BuilderBot autonomously merges pull requests and builds features to production, typically achieving 85-90% completion without human intervention on complex features.

All designers and product managers now ship code directly, fundamentally changing traditional role boundaries in software development teams.

The time from idea to customer deployment has been "compressed massively since December," enabling rapid iteration and feature delivery.

Block provides unlimited access to AI tokens and fast-mode Claude Code, removing resource constraints on AI-assisted development.

Goose Agent Platform and Cross-Company Automation

Goose serves as Block's model-agnostic agent harness supporting approximately 120 different AI models, allowing optimal model selection based on specific tasks.

The G2 agentic operating system enables anyone at the company to automate deterministic workflows, extending AI capabilities beyond just development teams.

Customer support automation handles the majority of inquiries through AI chatbots and phone support, with human-in-the-loop oversight for complex cases.

"Generally, the models and the agents are going to do a better job than humans" for product operations, risk operations, and compliance decisioning workflows.

MoneyBot, ManagerBot, and Generative User Interfaces

MoneyBot functions as a "CFO in your pocket" for Cash App users, proactively generating personalized financial insights and taking actions on behalf of users.

ManagerBot creates custom applications on-demand for Square merchants, such as multi-location scheduling apps with automated employee communication via WhatsApp or Signal.

Generative UI technology creates personalized interfaces that aren't stored in source code: "Your Cash App should look really different from mine" based on individual usage patterns and preferences.

The shift from static to dynamic interfaces presents new challenges: "It's potentially a nightmare from a QA perspective" to test non-deterministic outputs for tens of millions of users.

Future Defensibility and the Jevons Paradox Effect

Owen referenced the classic Jevons paradox concept, suggesting that while individual companies may need fewer engineers, the total number of tech companies and development opportunities could increase dramatically.

"The biggest moat is going to be which companies understand something that's super hard for other people to understand.
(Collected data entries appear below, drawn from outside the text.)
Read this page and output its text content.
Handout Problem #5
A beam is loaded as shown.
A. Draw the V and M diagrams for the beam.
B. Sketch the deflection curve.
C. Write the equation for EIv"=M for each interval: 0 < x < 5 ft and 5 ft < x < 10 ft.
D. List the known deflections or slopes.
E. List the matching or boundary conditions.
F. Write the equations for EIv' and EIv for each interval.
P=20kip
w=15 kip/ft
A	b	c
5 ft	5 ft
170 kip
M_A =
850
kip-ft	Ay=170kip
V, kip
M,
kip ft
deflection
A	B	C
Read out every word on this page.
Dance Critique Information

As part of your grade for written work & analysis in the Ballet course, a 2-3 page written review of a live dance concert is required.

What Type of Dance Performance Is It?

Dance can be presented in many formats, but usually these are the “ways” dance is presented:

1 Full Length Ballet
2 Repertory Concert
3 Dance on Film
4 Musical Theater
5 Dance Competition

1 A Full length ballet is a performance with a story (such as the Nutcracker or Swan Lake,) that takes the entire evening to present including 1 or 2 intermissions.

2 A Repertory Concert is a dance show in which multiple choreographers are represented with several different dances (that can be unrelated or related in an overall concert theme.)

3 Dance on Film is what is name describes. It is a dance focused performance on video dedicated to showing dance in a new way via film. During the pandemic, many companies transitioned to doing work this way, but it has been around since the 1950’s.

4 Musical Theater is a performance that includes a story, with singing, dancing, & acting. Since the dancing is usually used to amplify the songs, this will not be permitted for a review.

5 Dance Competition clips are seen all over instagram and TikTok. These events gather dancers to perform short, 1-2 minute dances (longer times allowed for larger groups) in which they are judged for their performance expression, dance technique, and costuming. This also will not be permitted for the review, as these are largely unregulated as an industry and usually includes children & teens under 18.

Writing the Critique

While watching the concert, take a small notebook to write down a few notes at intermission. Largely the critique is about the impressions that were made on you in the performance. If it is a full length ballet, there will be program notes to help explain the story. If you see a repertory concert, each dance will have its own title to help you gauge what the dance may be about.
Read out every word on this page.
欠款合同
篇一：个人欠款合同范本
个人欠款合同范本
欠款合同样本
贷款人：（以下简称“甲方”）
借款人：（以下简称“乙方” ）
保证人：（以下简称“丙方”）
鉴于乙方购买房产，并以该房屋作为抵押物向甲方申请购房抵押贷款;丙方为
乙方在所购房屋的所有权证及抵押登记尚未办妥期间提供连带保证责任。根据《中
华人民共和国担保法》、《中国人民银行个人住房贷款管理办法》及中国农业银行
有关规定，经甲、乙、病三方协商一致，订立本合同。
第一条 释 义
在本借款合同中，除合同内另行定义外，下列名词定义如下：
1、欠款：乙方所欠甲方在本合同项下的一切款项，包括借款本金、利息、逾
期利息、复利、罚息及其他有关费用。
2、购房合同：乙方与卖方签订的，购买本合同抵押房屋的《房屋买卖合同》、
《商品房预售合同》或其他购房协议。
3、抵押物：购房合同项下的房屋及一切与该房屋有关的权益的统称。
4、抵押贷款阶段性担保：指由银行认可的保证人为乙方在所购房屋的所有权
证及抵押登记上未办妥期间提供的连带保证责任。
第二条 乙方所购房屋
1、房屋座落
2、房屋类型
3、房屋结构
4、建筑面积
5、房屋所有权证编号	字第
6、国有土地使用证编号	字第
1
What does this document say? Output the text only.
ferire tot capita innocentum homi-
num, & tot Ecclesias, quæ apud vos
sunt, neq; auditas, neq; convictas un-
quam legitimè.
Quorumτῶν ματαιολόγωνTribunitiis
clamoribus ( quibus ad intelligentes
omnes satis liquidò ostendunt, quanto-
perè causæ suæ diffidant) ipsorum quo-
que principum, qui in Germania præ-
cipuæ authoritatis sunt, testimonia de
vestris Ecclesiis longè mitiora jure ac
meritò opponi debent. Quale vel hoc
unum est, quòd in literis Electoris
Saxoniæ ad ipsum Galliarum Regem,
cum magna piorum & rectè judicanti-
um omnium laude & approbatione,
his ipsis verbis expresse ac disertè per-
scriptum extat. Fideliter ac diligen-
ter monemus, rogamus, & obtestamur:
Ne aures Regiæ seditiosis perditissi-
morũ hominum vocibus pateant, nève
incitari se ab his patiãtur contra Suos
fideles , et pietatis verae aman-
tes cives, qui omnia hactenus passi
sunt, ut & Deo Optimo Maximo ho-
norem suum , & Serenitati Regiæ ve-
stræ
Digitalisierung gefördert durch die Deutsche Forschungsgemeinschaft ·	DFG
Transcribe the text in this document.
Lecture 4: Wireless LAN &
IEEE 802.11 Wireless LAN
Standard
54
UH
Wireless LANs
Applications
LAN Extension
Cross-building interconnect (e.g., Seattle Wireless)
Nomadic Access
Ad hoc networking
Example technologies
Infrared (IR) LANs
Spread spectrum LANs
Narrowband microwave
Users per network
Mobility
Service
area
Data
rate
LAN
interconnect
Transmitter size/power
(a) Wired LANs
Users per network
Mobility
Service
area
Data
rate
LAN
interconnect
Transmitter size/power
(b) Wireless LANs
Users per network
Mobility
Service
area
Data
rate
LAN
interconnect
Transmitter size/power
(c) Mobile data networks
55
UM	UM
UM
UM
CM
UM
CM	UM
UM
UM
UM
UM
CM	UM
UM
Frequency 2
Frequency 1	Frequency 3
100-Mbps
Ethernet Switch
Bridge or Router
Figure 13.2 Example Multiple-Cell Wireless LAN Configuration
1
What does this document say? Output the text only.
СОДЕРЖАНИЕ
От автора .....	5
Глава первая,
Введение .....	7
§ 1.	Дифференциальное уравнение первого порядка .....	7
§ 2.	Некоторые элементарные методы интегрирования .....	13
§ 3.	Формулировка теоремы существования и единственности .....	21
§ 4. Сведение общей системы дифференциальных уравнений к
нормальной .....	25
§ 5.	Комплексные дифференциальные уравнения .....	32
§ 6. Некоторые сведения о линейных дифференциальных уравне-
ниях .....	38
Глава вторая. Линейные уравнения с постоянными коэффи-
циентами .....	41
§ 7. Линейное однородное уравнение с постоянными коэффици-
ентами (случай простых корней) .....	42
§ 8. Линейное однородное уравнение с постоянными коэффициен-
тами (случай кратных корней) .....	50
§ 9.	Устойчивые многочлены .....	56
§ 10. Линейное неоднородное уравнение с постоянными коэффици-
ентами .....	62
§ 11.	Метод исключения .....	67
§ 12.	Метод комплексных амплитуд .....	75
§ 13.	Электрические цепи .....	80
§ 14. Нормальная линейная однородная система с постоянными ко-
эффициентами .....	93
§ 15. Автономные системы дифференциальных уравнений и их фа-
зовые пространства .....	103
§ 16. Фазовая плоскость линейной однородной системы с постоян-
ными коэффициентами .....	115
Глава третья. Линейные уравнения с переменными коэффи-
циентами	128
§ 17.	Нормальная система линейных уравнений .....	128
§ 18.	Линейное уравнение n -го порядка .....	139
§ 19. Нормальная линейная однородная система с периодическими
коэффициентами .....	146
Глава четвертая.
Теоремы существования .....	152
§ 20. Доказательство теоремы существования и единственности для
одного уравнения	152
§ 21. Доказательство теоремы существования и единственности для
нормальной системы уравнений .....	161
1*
And if your answer to that is I don't know, then you maybe could get vibe coded away."

Block's defensible insight centers on "how sellers and buyers participate in the economy," combined with their ability to iterate rapidly on that understanding using AI tools.

The company envisions operating as an "intelligent system" that continuously improves its world models through feedback loops between proprietary data insights and AI-powered development capabilities.